The pant wetting crowd on the far right in this country are so easy to manipulate by fear and prejudice that he doesn’t even have to break a sweat. He could convince these fools that another biblical flood is coming because of the evil “socialist-fascist-nazi-commies”, and then sell them shamwows by the truck-full to hold back the water. Dumb fucking rubes.
I guess what really garners the minuscule amount of respect I have for Beck, is his sheer audacity. This clown scrawls out his insanity on a giant chalk board like a mad scientist, and instead of being laughed off the network, he get’s huge rating bumps and new book deals. God bless America, where even strung-out former shock jocks can find Jesus and peddle rambling misinformation and madness to the masses, making millions of dollars for themselves and their corporate masters!
The mad genius that is Glenn Beck can only truly be appreciated when you look at what he’s accomplished in his relatively short public life. This man has almost single-handedly plunged the Republican party into the arms of the Teabaggers, rendering them helpless against the rabid insistence on purity from the right. The Republicans are quickly being rendered down to their most basic elements of hate, fear, and ignorance. This purging of moderation from the party is suppose to somehow exorcise the George Bush demons of borrow-and-spend policies, and usher in a golden age of small government and free market fundamentalism that will take us all to the promised land with Jon Galt leading the way. Beck’s grand vision probably isn’t quite as grand as the Teabagger’s though, and likely consists of a luxurious retirement to his gated community while the rest of the world burns.

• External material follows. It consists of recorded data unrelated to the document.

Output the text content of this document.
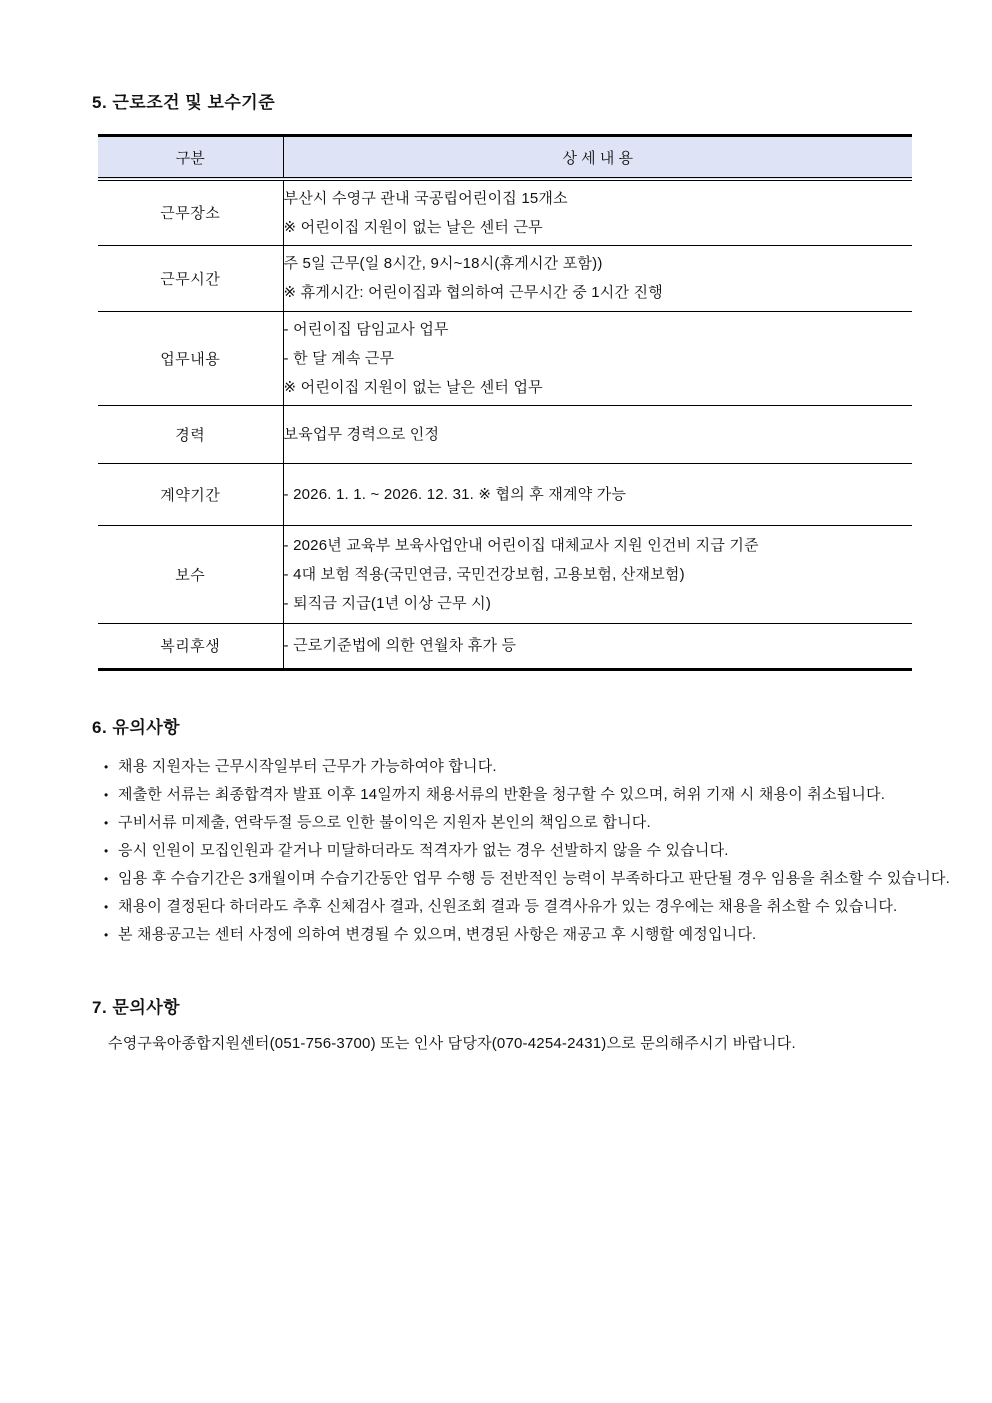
5. 근로조건 및 보수기준
구분	상 세 내 용
근무장소	부산시 수영구 관내 국공립어린이집 15개소
※ 어린이집 지원이 없는 날은 센터 근무

근무시간	주 5일 근무(일 8시간, 9시~18시(휴게시간 포함))
※ 휴게시간: 어린이집과 협의하여 근무시간 중 1시간 진행

업무내용	- 어린이집 담임교사 업무
- 한 달 계속 근무
※ 어린이집 지원이 없는 날은 센터 업무

경력	보육업무 경력으로 인정

계약기간	- 2026. 1. 1. ~ 2026. 12. 31. ※ 협의 후 재계약 가능

보수	- 2026년 교육부 보육사업안내 어린이집 대체교사 지원 인건비 지급 기준
- 4대 보험 적용(국민연금, 국민건강보험, 고용보험, 산재보험)
- 퇴직금 지급(1년 이상 근무 시)

복리후생	- 근로기준법에 의한 연월차 휴가 등
6. 유의사항
• 채용 지원자는 근무시작일부터 근무가 가능하여야 합니다.
• 제출한 서류는 최종합격자 발표 이후 14일까지 채용서류의 반환을 청구할 수 있으며, 허위 기재 시 채용이 취소됩니다.
• 구비서류 미제출, 연락두절 등으로 인한 불이익은 지원자 본인의 책임으로 합니다.
• 응시 인원이 모집인원과 같거나 미달하더라도 적격자가 없는 경우 선발하지 않을 수 있습니다.
• 임용 후 수습기간은 3개월이며 수습기간동안 업무 수행 등 전반적인 능력이 부족하다고 판단될 경우 임용을 취소할 수 있습니다.
• 채용이 결정된다 하더라도 추후 신체검사 결과, 신원조회 결과 등 결격사유가 있는 경우에는 채용을 취소할 수 있습니다.
• 본 채용공고는 센터 사정에 의하여 변경될 수 있으며, 변경된 사항은 재공고 후 시행할 예정입니다.
7. 문의사항

수영구육아종합지원센터(051-756-3700) 또는 인사 담당자(070-4254-2431)으로 문의해주시기 바랍니다.
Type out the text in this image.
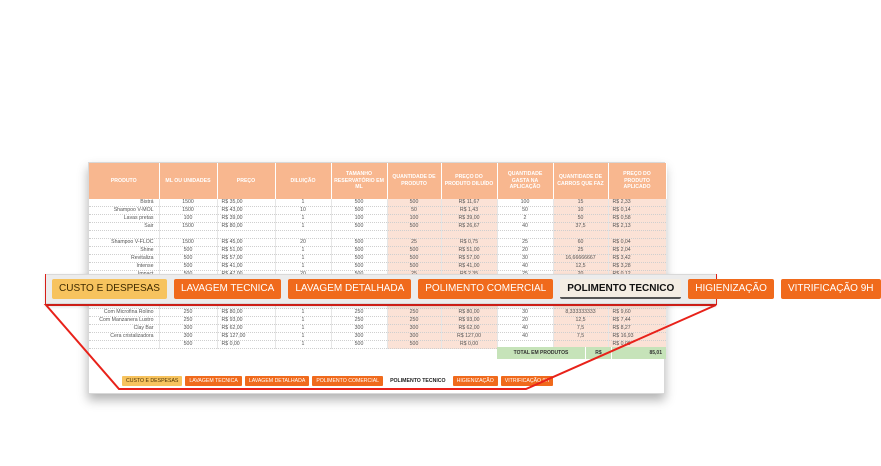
PRODUTO	ML OU UNIDADES	PREÇO	DILUIÇÃO	TAMANHO RESERVATÓRIO EM ML	QUANTIDADE DE PRODUTO	PREÇO DO PRODUTO DILUÍDO	QUANTIDADE GASTA NA APLICAÇÃO	QUANTIDADE DE CARROS QUE FAZ	PREÇO DO PRODUTO APLICADO
Bistrá	1500	R$ 35,00	1	500	500	R$ 11,67	100	15	R$ 2,33
Shampoo V-MOL	1500	R$ 43,00	10	500	50	R$ 1,43	50	10	R$ 0,14
Lavas pretas	100	R$ 39,00	1	100	100	R$ 39,00	2	50	R$ 0,58
Sair	1500	R$ 80,00	1	500	500	R$ 26,67	40	37,5	R$ 2,13

Shampoo V-FLOC	1500	R$ 45,00	20	500	25	R$ 0,75	25	60	R$ 0,04
Shine	500	R$ 51,00	1	500	500	R$ 51,00	20	25	R$ 2,04
Revitaliza	500	R$ 57,00	1	500	500	R$ 57,00	30	16,66666667	R$ 3,42
Intense	500	R$ 41,00	1	500	500	R$ 41,00	40	12,5	R$ 3,28

Com Microfina Rolino	250	R$ 80,00	1	250	250	R$ 80,00	30	8,333333333	R$ 9,60
Com Manzanera Lustro	250	R$ 93,00	1	250	250	R$ 93,00	20	12,5	R$ 7,44
Clay Bar	300	R$ 62,00	1	300	300	R$ 62,00	40	7,5	R$ 8,27
Cera cristalizadora	300	R$ 127,00	1	300	300	R$ 127,00	40	7,5	R$ 16,93
	500	R$ 0,00	1	500	500	R$ 0,00			R$ 0,00
TOTAL EM PRODUTOS	R$	85,01
CUSTO E DESPESAS	LAVAGEM TECNICA	LAVAGEM DETALHADA	POLIMENTO COMERCIAL	POLIMENTO TECNICO	HIGIENIZAÇÃO	VITRIFICAÇÃO 9H
CUSTO E DESPESAS	LAVAGEM TECNICA	LAVAGEM DETALHADA	POLIMENTO COMERCIAL	POLIMENTO TECNICO	HIGIENIZAÇÃO	VITRIFICAÇÃO 9H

That, I guess, is his true genius. When the house of cards collapses on itself and nobody’s left to pedle his noncence to, he’ll just quietly slip away to the country club and enjoy his millions while all of the people he conned are left standing outside the gates with their God, Gold, and Guns, but no food or ammo. I wondering, at that point, if a synthetic stock tastes better than a wooden one, or if Goldline will trade back some of their worthless coins for a box of mac and cheese?